A campaign attorney for President Donald Trump was caught calling his own business partner as a witness during a Thursday hearing on alleged electoral irregularities in Arizona.
Kory Langhofer is leading the White House’s increasingly impossible efforts to overturn election results in Maricopa County where the 45th president was handily defeated by Joe Biden, leading to the Democrat’s razor-sharp victory margin in the Grand Canyon State.
To that end, Langhofer called witness Zack Alcyone–who just so happens to be the co-founder of petition analysis company Signafide. The company’s other co-founder? Kory Langhofer.
According to his Signafide biography, Alcyone is a “[g]raduate of The Yale Law School and the University of Southern California with [t]hirteen years of experience in advanced programming and tech startups.” His job is to oversee “all technological development, testing, and automated analytics.”
The company says Alcyone is an: “[e]xpert witness on ballot access calculations.” But, notably, Alcyone was not called as an expert witness during Thursday’s hearing.
Alcyone’s biography is situated right next to Langhofer’s biography on Signafide’s “About” page–which says the attorney is also an “expert witness on ballot access issues.”
Law&Crime Senior Investigative Reporter Adam Klasfeld was first to report on the issue via Twitter:
The admission came while Langhofer was being cross-examined by Arizona Democratic Party lawyer Daniel Arellano.
Response to the admission was about as one might expect:
The underlying case is the once-called “Sharpiegate” controversy, a quickly-abandoned bit of nomenclature due to its substantial (identical) similarity to a 2019 White House contretemps wherein Trump used a Sharpie brand marker to enlarge the landfall zone of Hurricane Dorian.
As Law&Crime previously reported, the lawsuit is little more than repackaged claims that poll workers forced Trump voters to use the popular marker on their ballots–knowing full well that such markers would bleed through the ballot sheet and render their votes invalid. After the Trump campaign took the lead on the suit, the complaint started referring instead to “marking devices.”

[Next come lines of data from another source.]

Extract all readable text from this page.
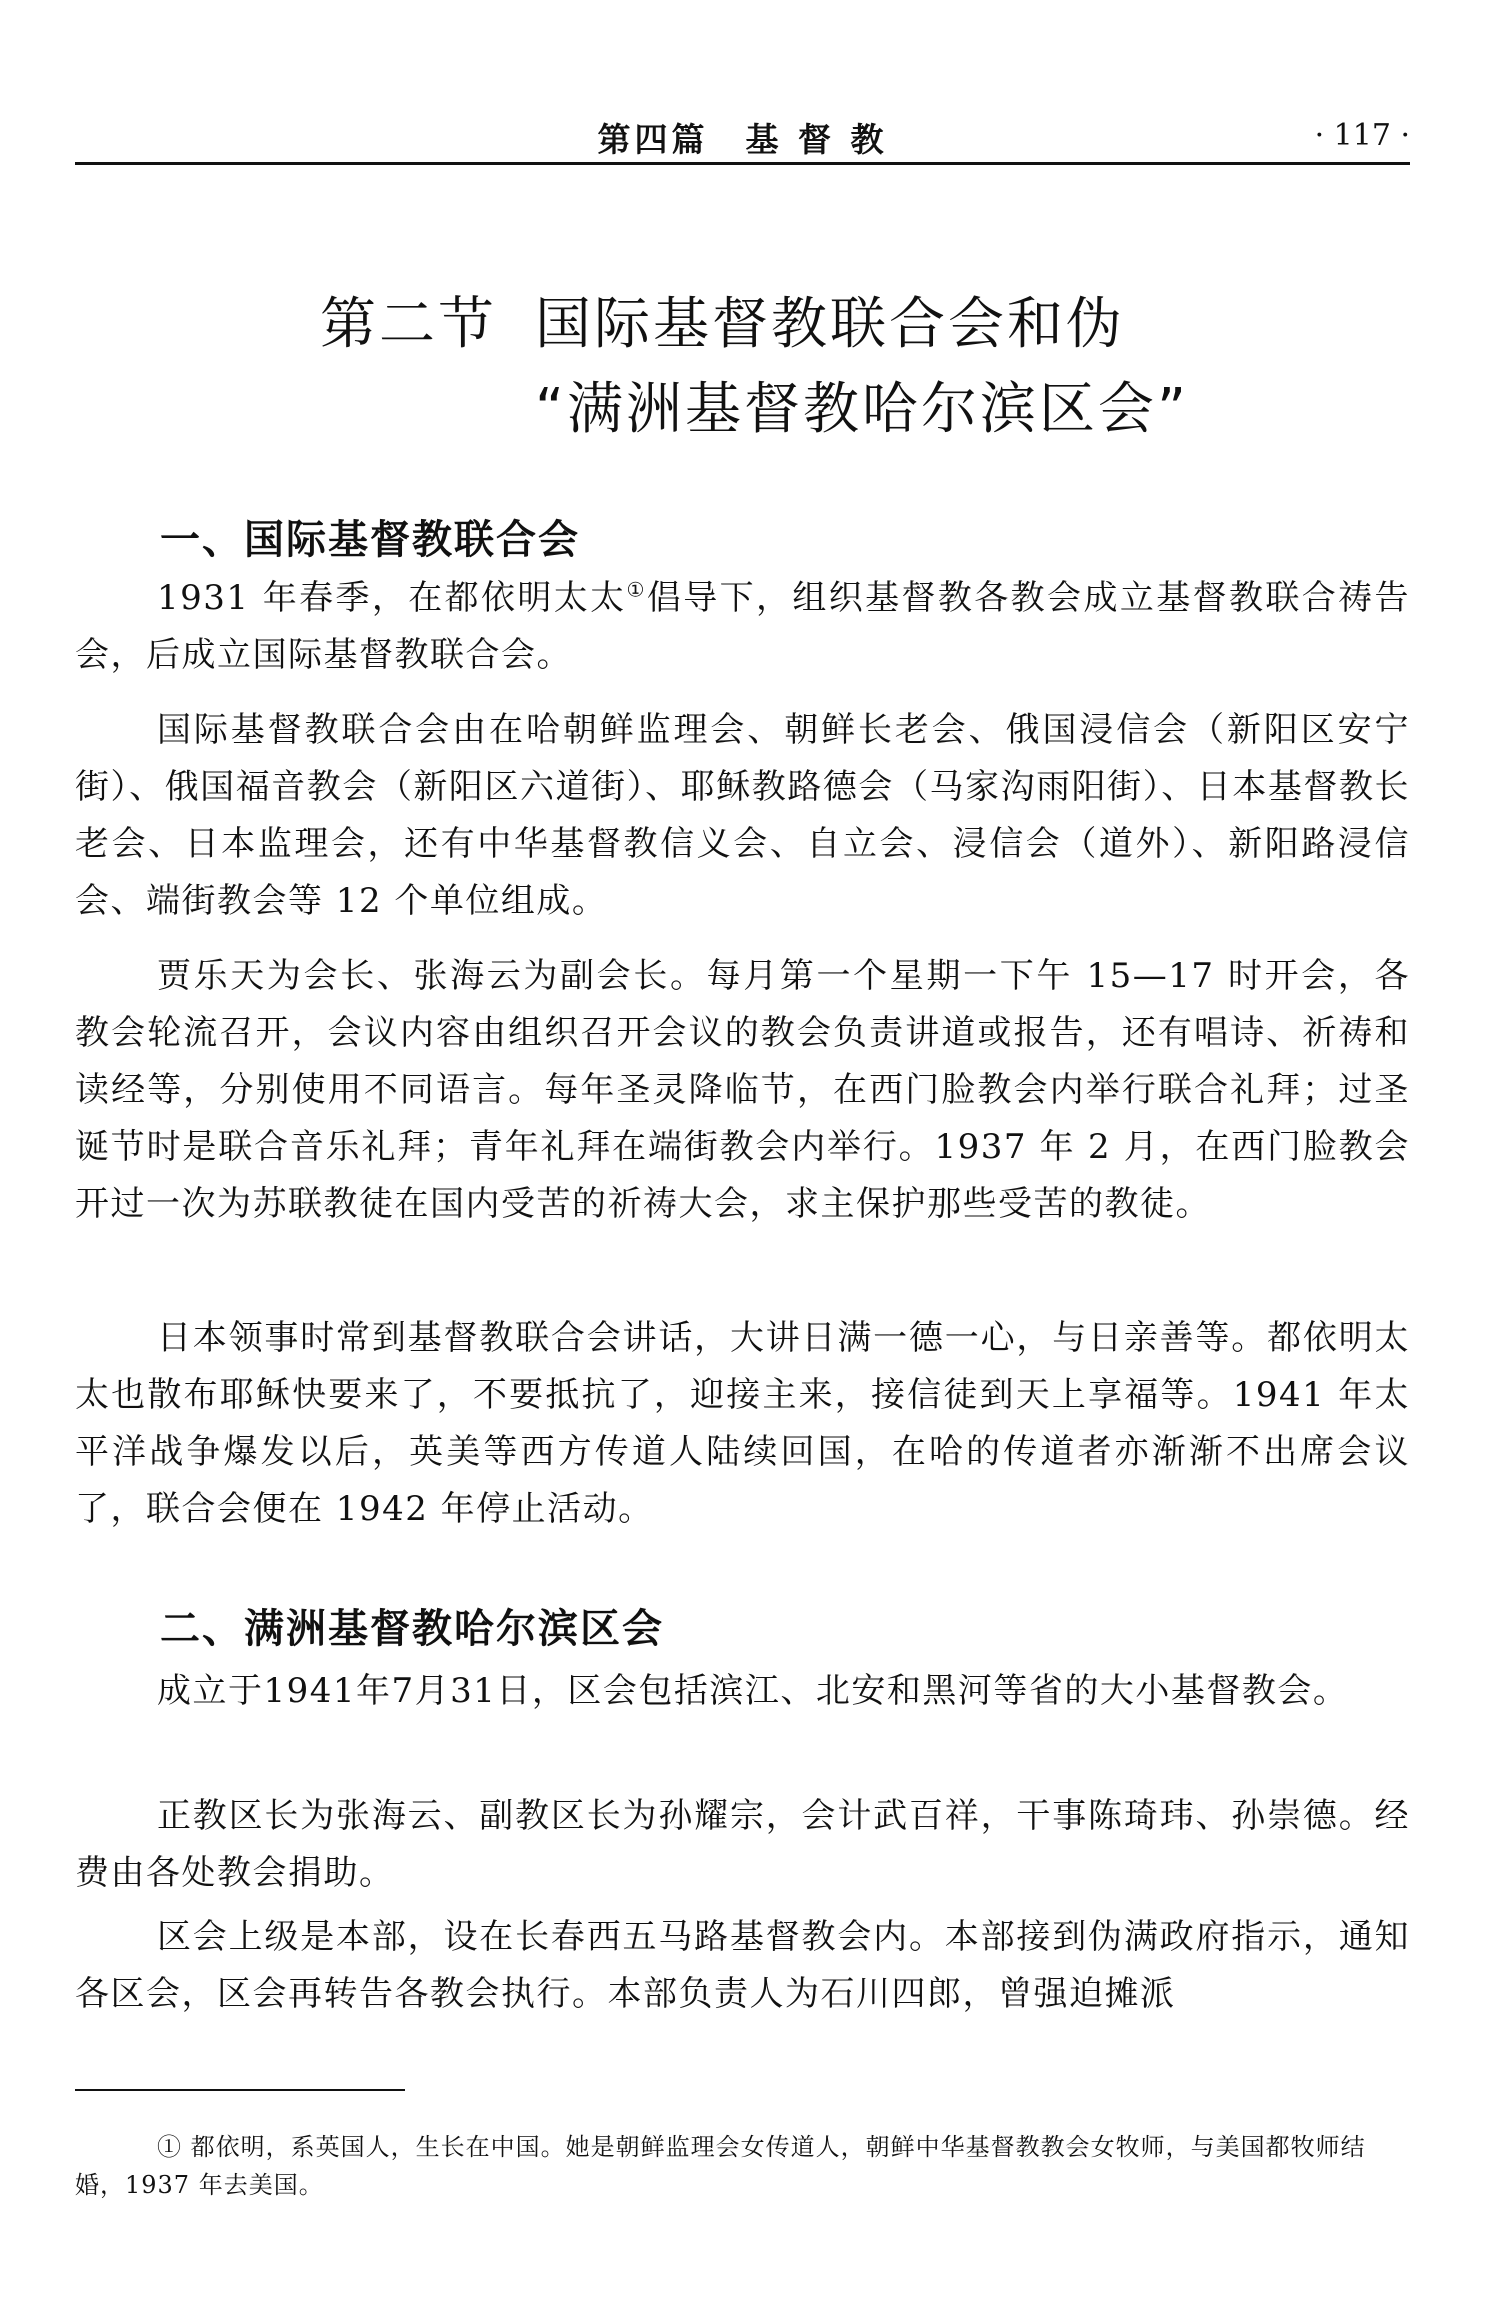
第四篇　基 督 教	· 117 ·
第二节 国际基督教联合会和伪
“满洲基督教哈尔滨区会”
一、国际基督教联合会

1931 年春季，在都依明太太①倡导下，组织基督教各教会成立基督教联合祷告会，后成立国际基督教联合会。

国际基督教联合会由在哈朝鲜监理会、朝鲜长老会、俄国浸信会（新阳区安宁街）、俄国福音教会（新阳区六道街）、耶稣教路德会（马家沟雨阳街）、日本基督教长老会、日本监理会，还有中华基督教信义会、自立会、浸信会（道外）、新阳路浸信会、端街教会等 12 个单位组成。

贾乐天为会长、张海云为副会长。每月第一个星期一下午 15—17 时开会，各教会轮流召开，会议内容由组织召开会议的教会负责讲道或报告，还有唱诗、祈祷和读经等，分别使用不同语言。每年圣灵降临节，在西门脸教会内举行联合礼拜；过圣诞节时是联合音乐礼拜；青年礼拜在端街教会内举行。1937 年 2 月，在西门脸教会开过一次为苏联教徒在国内受苦的祈祷大会，求主保护那些受苦的教徒。

日本领事时常到基督教联合会讲话，大讲日满一德一心，与日亲善等。都依明太太也散布耶稣快要来了，不要抵抗了，迎接主来，接信徒到天上享福等。1941 年太平洋战争爆发以后，英美等西方传道人陆续回国，在哈的传道者亦渐渐不出席会议了，联合会便在 1942 年停止活动。

二、满洲基督教哈尔滨区会

成立于1941年7月31日，区会包括滨江、北安和黑河等省的大小基督教会。

正教区长为张海云、副教区长为孙耀宗，会计武百祥，干事陈琦玮、孙崇德。经费由各处教会捐助。

区会上级是本部，设在长春西五马路基督教会内。本部接到伪满政府指示，通知各区会，区会再转告各教会执行。本部负责人为石川四郎，曾强迫摊派

① 都依明，系英国人，生长在中国。她是朝鲜监理会女传道人，朝鲜中华基督教教会女牧师，与美国都牧师结婚，1937 年去美国。
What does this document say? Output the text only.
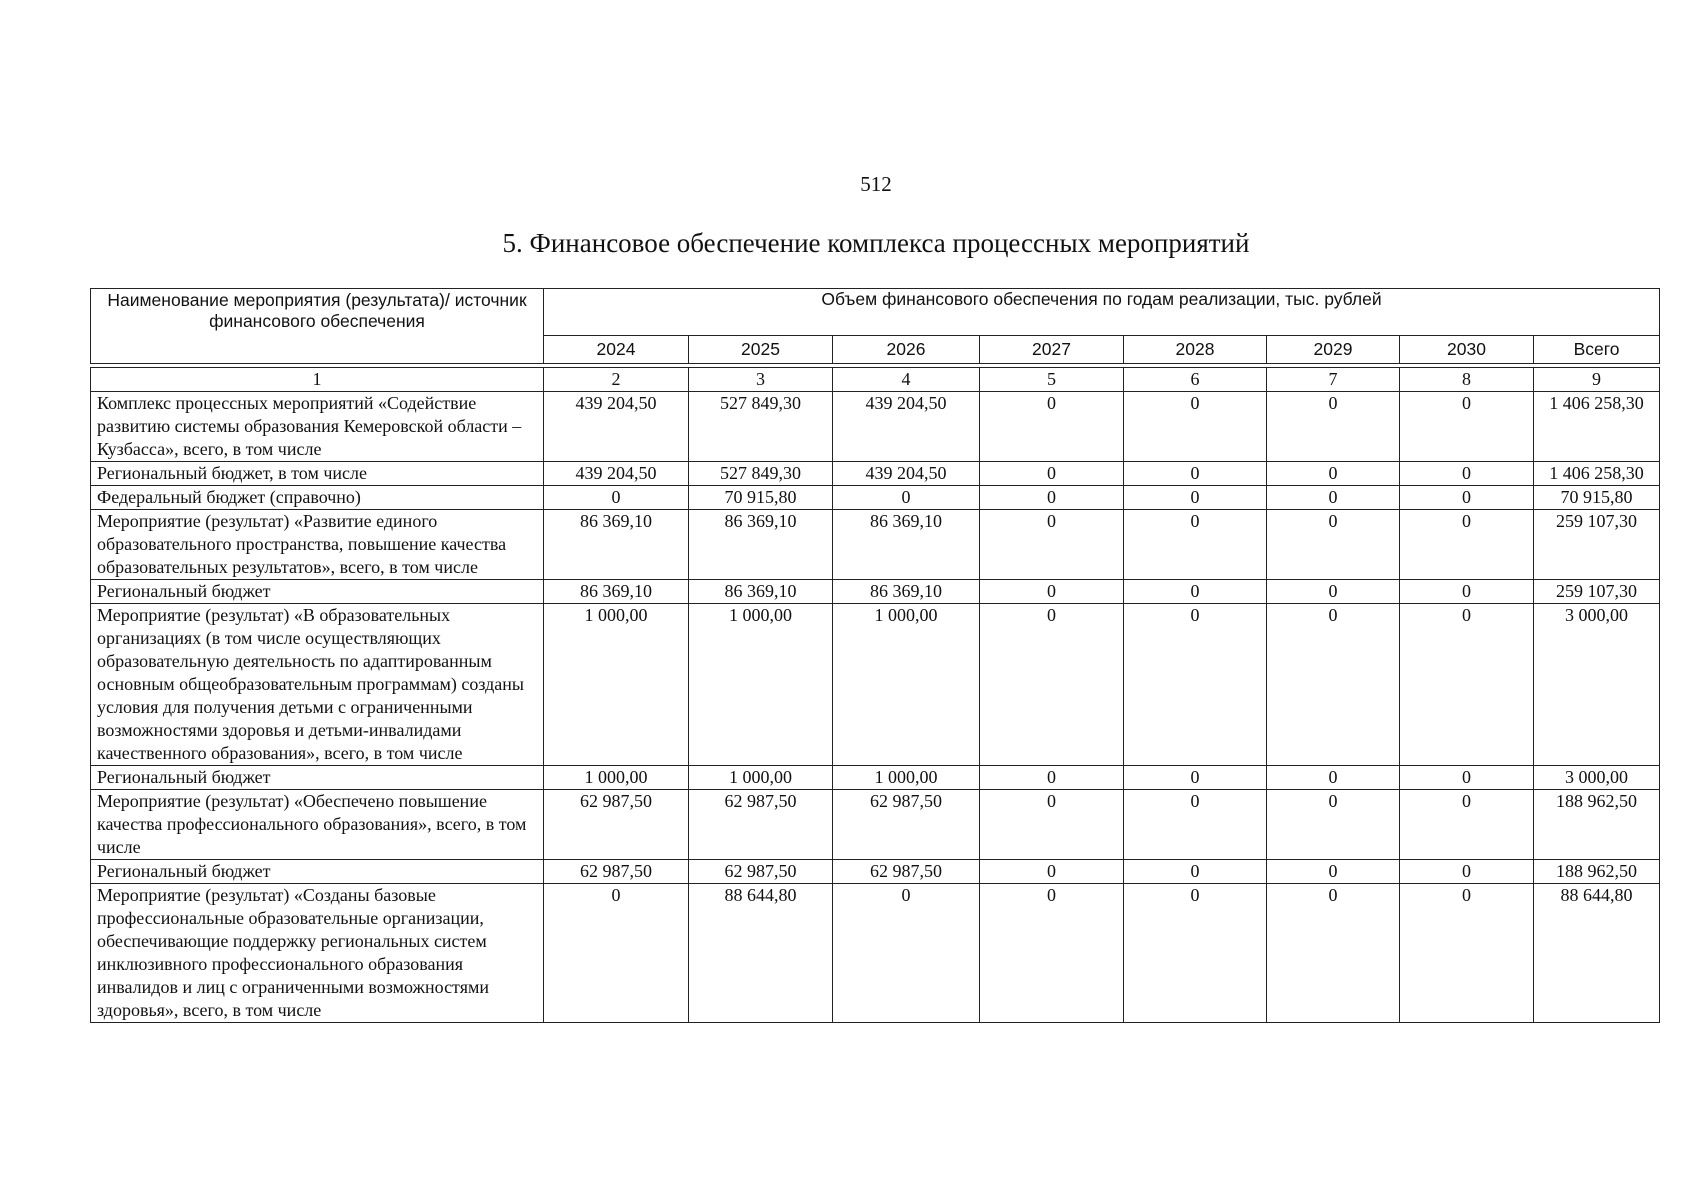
512
5. Финансовое обеспечение комплекса процессных мероприятий
Наименование мероприятия (результата)/ источник финансового обеспечения	Объем финансового обеспечения по годам реализации, тыс. рублей							
	2024	2025	2026	2027	2028	2029	2030	Всего

1	2	3	4	5	6	7	8	9
Комплекс процессных мероприятий «Содействие развитию системы образования Кемеровской области – Кузбасса», всего, в том числе	439 204,50	527 849,30	439 204,50	0	0	0	0	1 406 258,30
Региональный бюджет, в том числе	439 204,50	527 849,30	439 204,50	0	0	0	0	1 406 258,30
Федеральный бюджет (справочно)	0	70 915,80	0	0	0	0	0	70 915,80
Мероприятие (результат) «Развитие единого образовательного пространства, повышение качества образовательных результатов», всего, в том числе	86 369,10	86 369,10	86 369,10	0	0	0	0	259 107,30
Региональный бюджет	86 369,10	86 369,10	86 369,10	0	0	0	0	259 107,30
Мероприятие (результат) «В образовательных организациях (в том числе осуществляющих образовательную деятельность по адаптированным основным общеобразовательным программам) созданы условия для получения детьми с ограниченными возможностями здоровья и детьми-инвалидами качественного образования», всего, в том числе	1 000,00	1 000,00	1 000,00	0	0	0	0	3 000,00
Региональный бюджет	1 000,00	1 000,00	1 000,00	0	0	0	0	3 000,00
Мероприятие (результат) «Обеспечено повышение качества профессионального образования», всего, в том числе	62 987,50	62 987,50	62 987,50	0	0	0	0	188 962,50
Региональный бюджет	62 987,50	62 987,50	62 987,50	0	0	0	0	188 962,50
Мероприятие (результат) «Созданы базовые профессиональные образовательные организации, обеспечивающие поддержку региональных систем инклюзивного профессионального образования инвалидов и лиц с ограниченными возможностями здоровья», всего, в том числе	0	88 644,80	0	0	0	0	0	88 644,80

Those “Sharpiegate” claims, which one might call “Wrong Out Loud,” have been serially debunked by Arizona State elections officials who have worked tirelessly in recent days against a torrent of unsubstantiated and otherwise false Republican Party slights against the integrity of their election efforts in and out of the courtroom.
Law&Crime reached out to Langhofer, himself a Yale Law graduate, for comment on this story but no response was forthcoming at the time of publication.
Earlier in the day, Langhofer acknowledged that the campaign’s search for evidence of fraud produced a lot of sworn statements that turned out to be lies and “spam.”
“This is not a fraud case,” Langhofer said later, instead styling the lawsuit as quest to expose voting irregularities. “It is not a stealing-the-election case.”
Eventually, the several hours-long hearing was adjourned and Maricopa County Judge Daniel Kiley took the matter “under advisement.”